Roger Stone, former adviser
What Stone has turned over to investigators: As far as we know, he hasn't been contacted by investigators — but that doesn't mean he doesn't want to be.
“I myself am very anxious to testify before the House and Senate committees in public,” Stone said on CNN in March. “I don’t need a subpoena, I don’t need immunity — I’m going to give them whatever documents they requested, although I believe I’ve been under surveillance so they probably already have them anyway.”
Michael Caputo, former campaign communications adviser
What we know: Caputo lived in Russia in the 1990s and later worked with Russian conglomerate Gazprom Media on a pro-Putin public relations campaign. He worked for the Trump campaign as an adviser during the New York primary, but resigned after tweeting, “Ding dong the witch is dead!” after Trump campaign manager Corey Lewandowski was fired in June.
What Caputo has turned over to investigators: Congressional investigators reportedly asked Caputo for documents from his time as a Trump campaign aide in 2016. He reportedly complied.
“The only time the President and I talked about Russia was in 2013, when he simply asked me in passing what it was like to live there in the context of a dinner conversation,” Caputo reportedly told the House Intelligence Committee in a May letter.
Carter Page, former foreign policy adviser
What we know: Page worked as an investment banker in Russia a decade ago. He also admitted to meeting with Kislyak in Cleveland during the Republican National Convention in July. The FBI obtained a special warrant to monitor him.

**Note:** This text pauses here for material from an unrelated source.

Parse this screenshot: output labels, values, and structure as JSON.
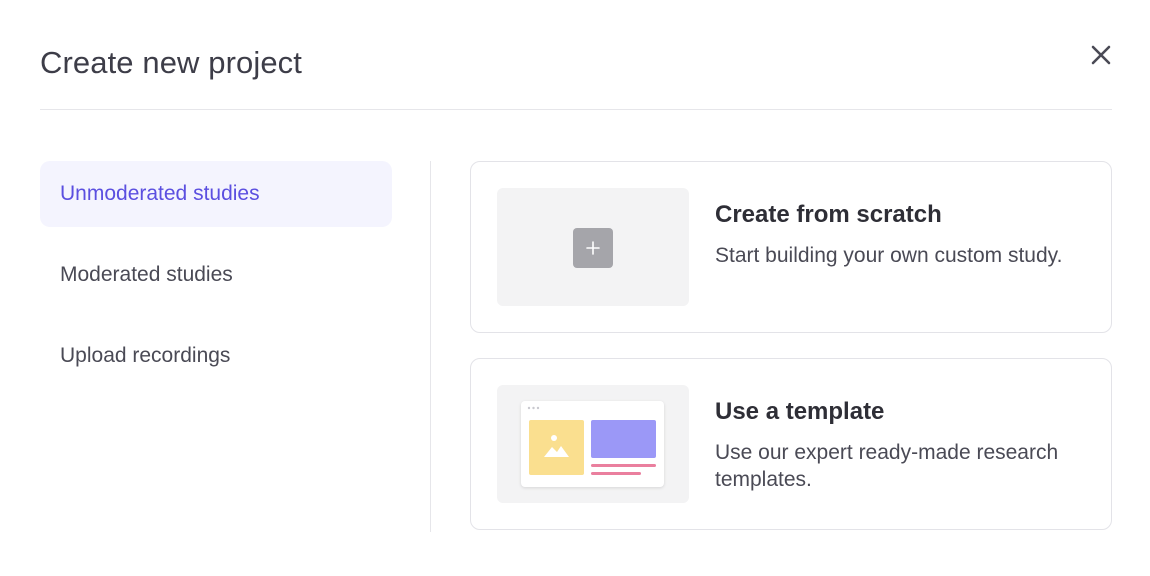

The Trump administration has disputed his role in the campaign, but Trump named Page as an adviser when he spoke with members of The Post's editorial board in March 2016.
What Page has turned over to investigators: Page, like Stone, has said on television that he's willing to testify to Congress, but hasn't yet.
Boris Epshteyn, former campaign adviser and assistant White House communications director
What we know: Epshteyn told the Associated Press on May 31 that he's been contacted by congressional committees and asked to turn over information. It's unclear whether he provided it.